Back in the day, it was crazy cheap to find a summer sublet in my college town. So many students and landlords were looking for somebody to pay anything to live in units that would otherwise sit vacant while most students were out of town. You could get a really nice place that would normally rent for $400-$600 for about $50 a month. No lie. That extreme situation makes me wonder…
Is it possible to increase the amount of affordable housing by building a surplus of market rate housing?
Articles like this one http://www.48hills.org/2015/06/14/why-market-rate-housing-makes-the-crisis-worse/ claim that building market rate housing and using it to fund affordable housing actually makes the situation worse. They argue that adding more market rate housing worsens the proportion of affordable housing where:
Affordable Proportion = affordable units/all(affordable+unaffordable)units
Are they playing a math game? What if the number overall housing units increasing could have price lowering effects on the numbers of lower-cost units even if the percentage of nominally “affordable” units goes down.
They claim, also that when you build market rate housing, new residents move to the area, increasing the overall population and the demand for more housing so the price of housing always goes up. When you build low income housing, they say, local people move in, so there is net gain of residents. Is this true? If so, is it universally true, or locally true, or is it a matter of scale? Is it a matter of supply outstripping growth?
This seems akin to the common argument that building more and bigger roads only increases traffic by inducing demand. I buy this argument when applied to cars, but I wonder whether it applies to housing.

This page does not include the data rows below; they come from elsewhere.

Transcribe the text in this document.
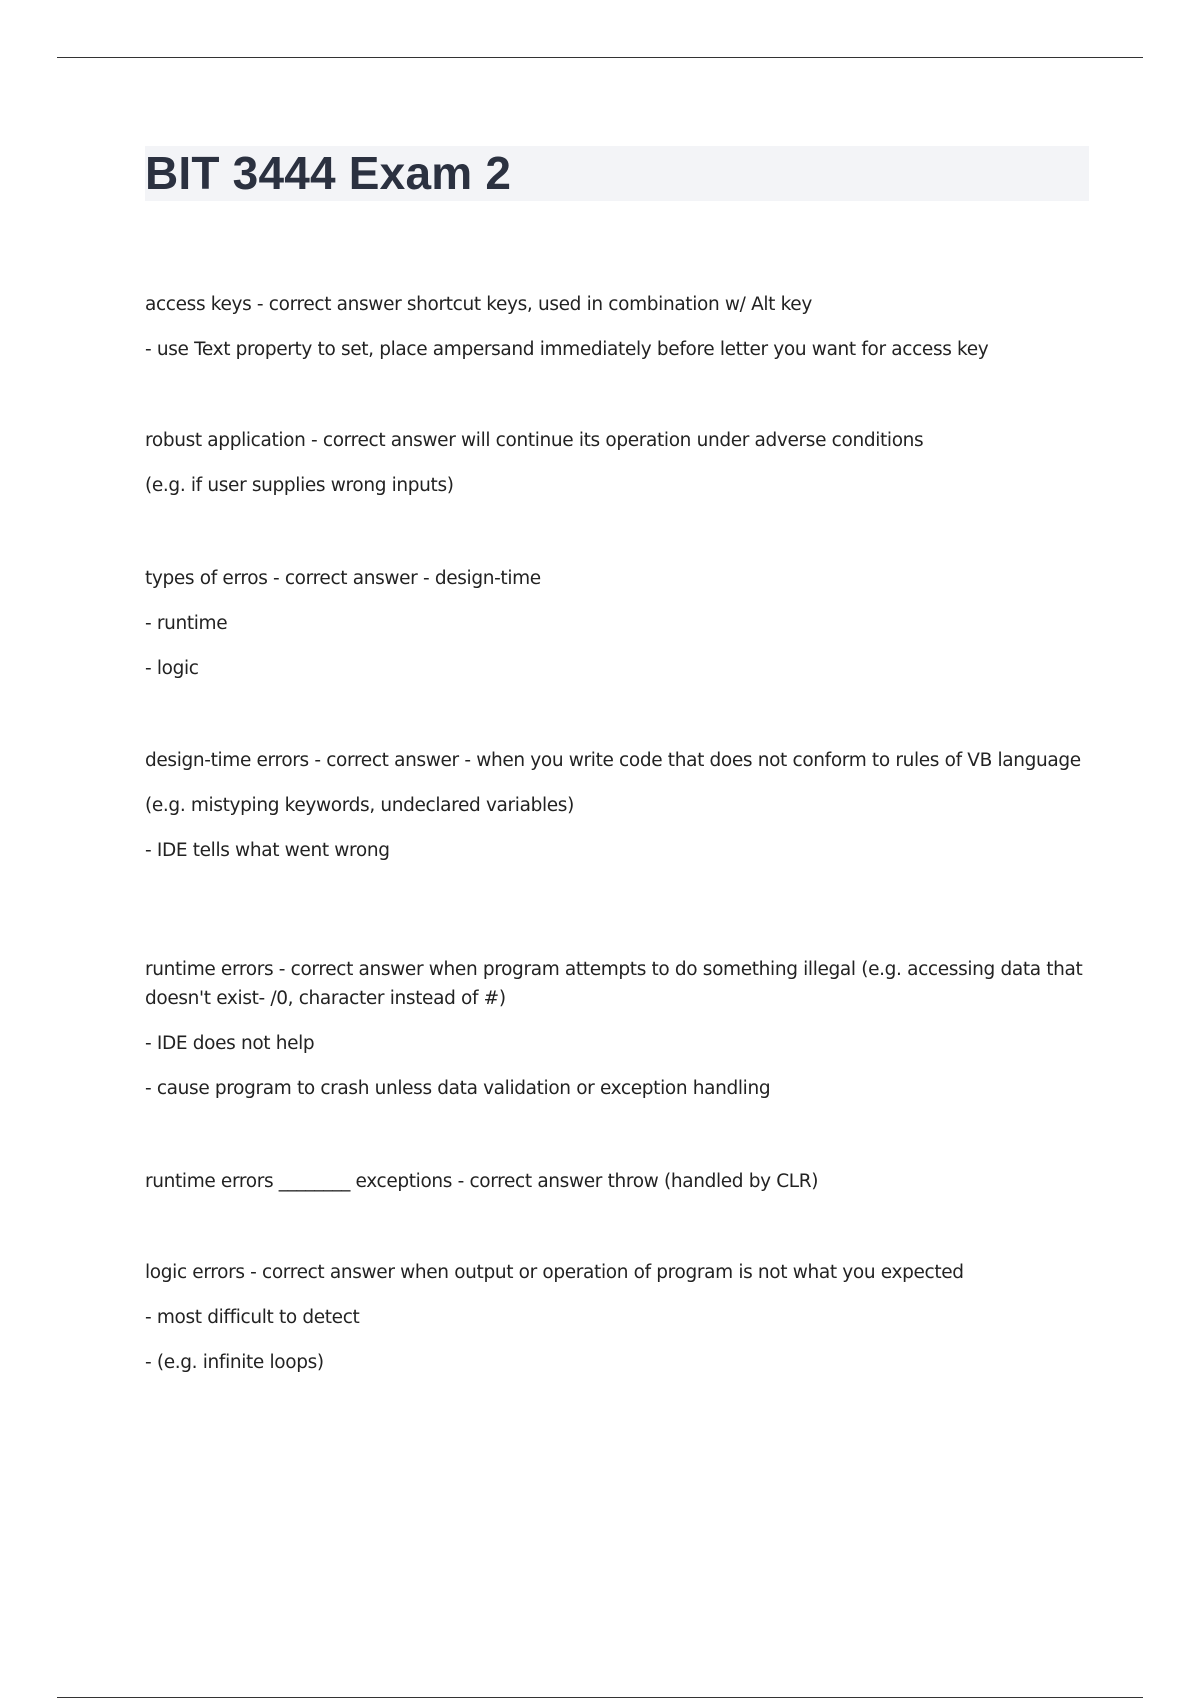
BIT 3444 Exam 2

access keys - correct answer shortcut keys, used in combination w/ Alt key

- use Text property to set, place ampersand immediately before letter you want for access key

robust application - correct answer will continue its operation under adverse conditions

(e.g. if user supplies wrong inputs)

types of erros - correct answer - design-time

- runtime

- logic

design-time errors - correct answer - when you write code that does not conform to rules of VB language

(e.g. mistyping keywords, undeclared variables)

- IDE tells what went wrong

runtime errors - correct answer when program attempts to do something illegal (e.g. accessing data that doesn't exist- /0, character instead of #)

- IDE does not help

- cause program to crash unless data validation or exception handling

runtime errors ________ exceptions - correct answer throw (handled by CLR)

logic errors - correct answer when output or operation of program is not what you expected

- most difficult to detect

- (e.g. infinite loops)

They argue that if there are more high-end housing units available then more high-end buyers will come from elsewhere and continue to drive up prices. Does this curve increase indefinitely? Economics argues that there is a price beyond which demand reduces, and that oversupply can reduce prices by outstripping demand. (See the current big drop in oil prices.)
Is it possible to build enough of all kinds of housing that housing supply outpaces demand enough that sellers outnumber buyers/renters so that at least the lower end of the housing price range goes down? How much housing would that take? Is it just that we aren’t building enough at every price range?
Housing isn’t a commodity market. One housing unit is very different from another, and they sell at many different prices. If the housing stock increased by building much more high-price high-quality units than are needed, would the price of older units go up or down (like the iPhone 5 when the 6 comes out)? If there were more high-end units than high-price buyers, could the price of those high-priced units go down as well?
I’ve got no answers today, just a pile of questions. What do you think?